Дмитрий Раскин - Хроника Рая
Она проводит сейчас по его лицу. Ее осторожные пальцы стирают следы тех его слез, которыми он никогда не плакал – она слишком высокого мнения о нем. Все ее мнимое, наносное – не всерьез и для нее самой не значимо… Ее пальцы обретают вкус соли – точно такой же у космоса, пусть он и не пробовал. У космоса, что не обернувшись, взбирается по отвесным и жутким ступеням самого себя куда-то в Ничто. И Лехтман пытается укутать плечи своей подруги во Млечный Путь…

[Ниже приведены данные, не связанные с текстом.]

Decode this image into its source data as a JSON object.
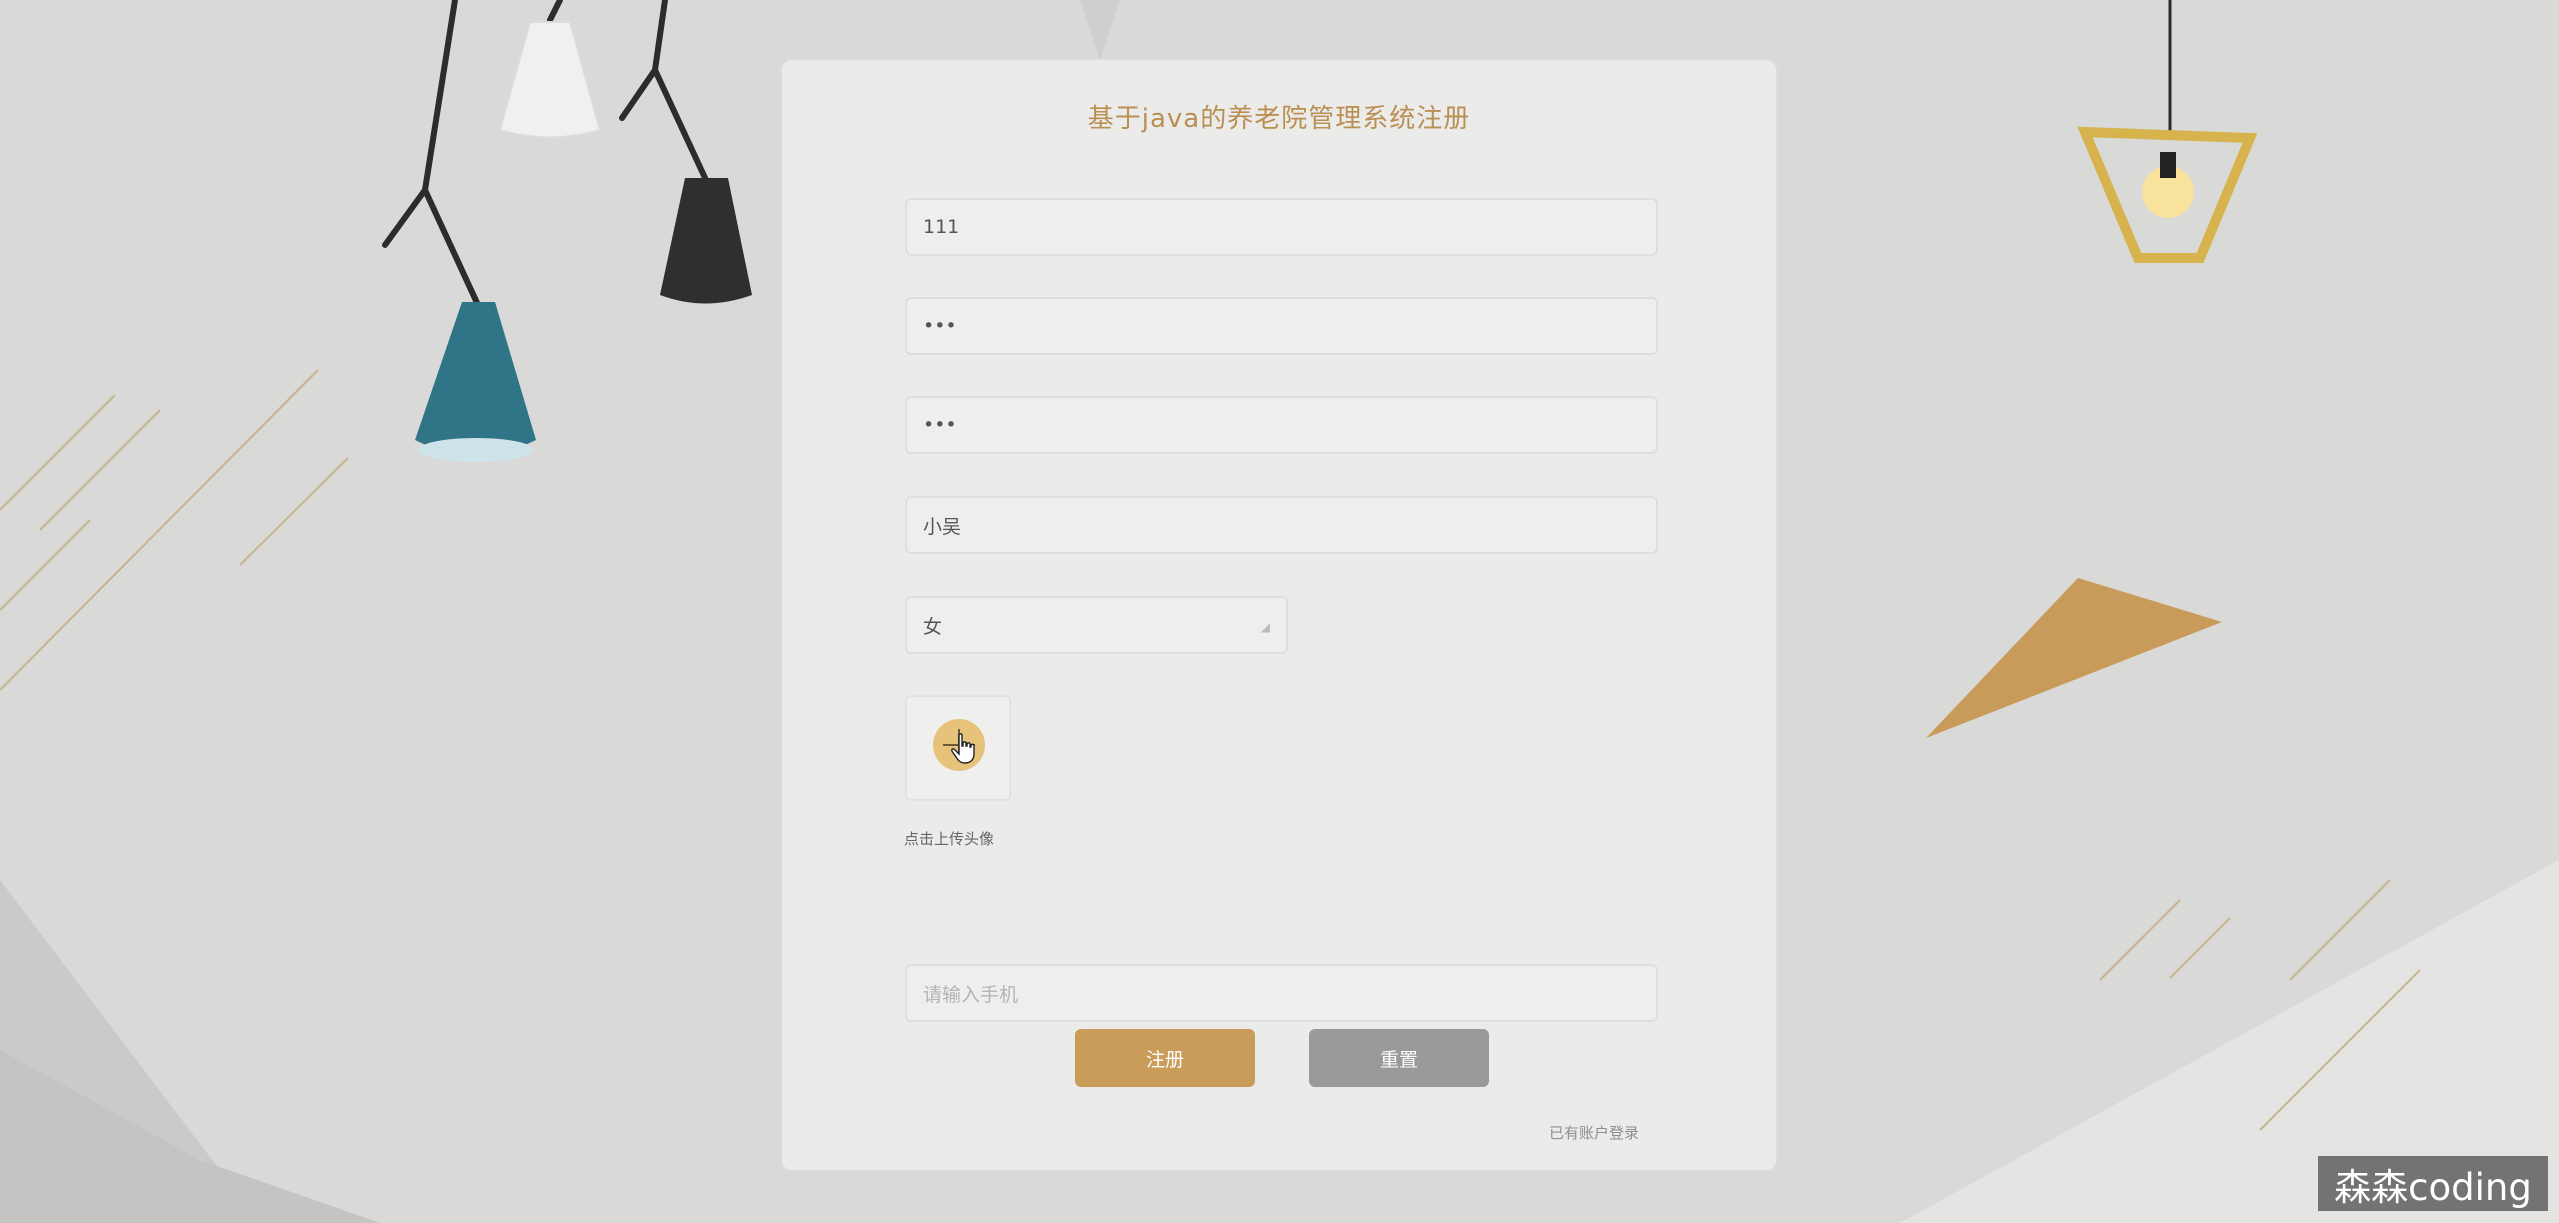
{
  "form": {
    "title": "基于java的养老院管理系统注册",
    "account_value": "111",
    "password_value": "•••",
    "confirm_password_value": "•••",
    "name_value": "小吴",
    "gender_selected": "女",
    "upload_hint": "点击上传头像",
    "phone_placeholder": "请输入手机",
    "register_label": "注册",
    "reset_label": "重置",
    "login_link": "已有账户登录"
  },
  "watermark": "森森coding",
  "colors": {
    "accent": "#c99c59",
    "title": "#b98f52",
    "reset_button": "#9a9a9a",
    "background": "#d9d9d7"
  },
  "icons": {
    "upload": "plus-icon",
    "cursor": "hand-pointer-icon",
    "select_arrow": "chevron-down-icon"
  }
}
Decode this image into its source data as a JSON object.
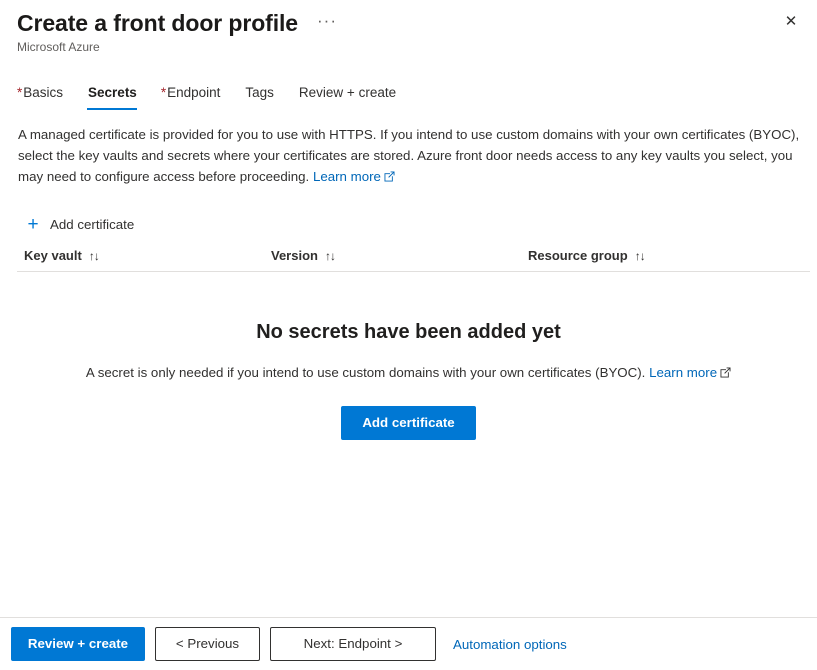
{
  "header": {
    "title": "Create a front door profile",
    "subtitle": "Microsoft Azure",
    "ellipsis_label": "···",
    "close_label": "✕"
  },
  "tabs": [
    {
      "required": "*",
      "label": "Basics",
      "active": false
    },
    {
      "required": "",
      "label": "Secrets",
      "active": true
    },
    {
      "required": "*",
      "label": "Endpoint",
      "active": false
    },
    {
      "required": "",
      "label": "Tags",
      "active": false
    },
    {
      "required": "",
      "label": "Review + create",
      "active": false
    }
  ],
  "description": {
    "text": "A managed certificate is provided for you to use with HTTPS. If you intend to use custom domains with your own certificates (BYOC), select the key vaults and secrets where your certificates are stored. Azure front door needs access to any key vaults you select, you may need to configure access before proceeding.",
    "learn_more": "Learn more"
  },
  "command_bar": {
    "add_certificate_label": "Add certificate",
    "plus_icon": "+"
  },
  "table": {
    "columns": [
      {
        "label": "Key vault",
        "sort": "↑↓"
      },
      {
        "label": "Version",
        "sort": "↑↓"
      },
      {
        "label": "Resource group",
        "sort": "↑↓"
      }
    ],
    "rows": []
  },
  "empty_state": {
    "title": "No secrets have been added yet",
    "subtitle": "A secret is only needed if you intend to use custom domains with your own certificates (BYOC).",
    "learn_more": "Learn more",
    "action_label": "Add certificate"
  },
  "footer": {
    "review_create": "Review + create",
    "previous": "< Previous",
    "next": "Next: Endpoint >",
    "automation_options": "Automation options"
  },
  "colors": {
    "accent": "#0078d4",
    "link": "#0067b8",
    "required_asterisk": "#a4262c",
    "divider": "#e1dfdd",
    "text": "#323130"
  }
}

...\ Из черновиков Прокофьева \
Сколько раз проделывал это над собою мысленно – как-то было противно. Возможно, потому, что в основе очень уж мелкая обида на жизнь при всей-то невыносимости (этой мелочности, прежде всего, он и не может вынести). И это сознанье абсурда, да что там, бессмыслицы жизни (в абсурде все-таки смысл, может быть, главный даже). Безликая бессмыслица жизни, бытия вообще… При всей своей правоте это сознание тоже было каким-то мелким у него и не давало ему никаких преимуществ пред жизнью, скорее, напротив. То есть самоуважения ему не прибавляла?! С какого-то времени так. Он смешон и бездарен в собственном театре, хотя, конечно привык, только не сознается никогда. Длить это все или вдруг оборвать – одинаково пошло. Это больше не останавливало, подталкивало – похоть души такая. Но как представишь себя с вывалившимся языком и лужицей под, разбухшим от речной воды, уже поеденным крысами, червяками, раками (а воображение еще только начинает работать, разогревается только). Даже если найти более-менее пристойный способ, безболезненный и нестрашный (слава фармакологии), но ты вот в морге – в тебе копается уставший за день патологоанатом. С мыслью, что надо еще успеть зайти в супермаркет, и давно пора платить за квартиру. То есть всегда предполагался взгляд после – собственный взгляд на себя (однако).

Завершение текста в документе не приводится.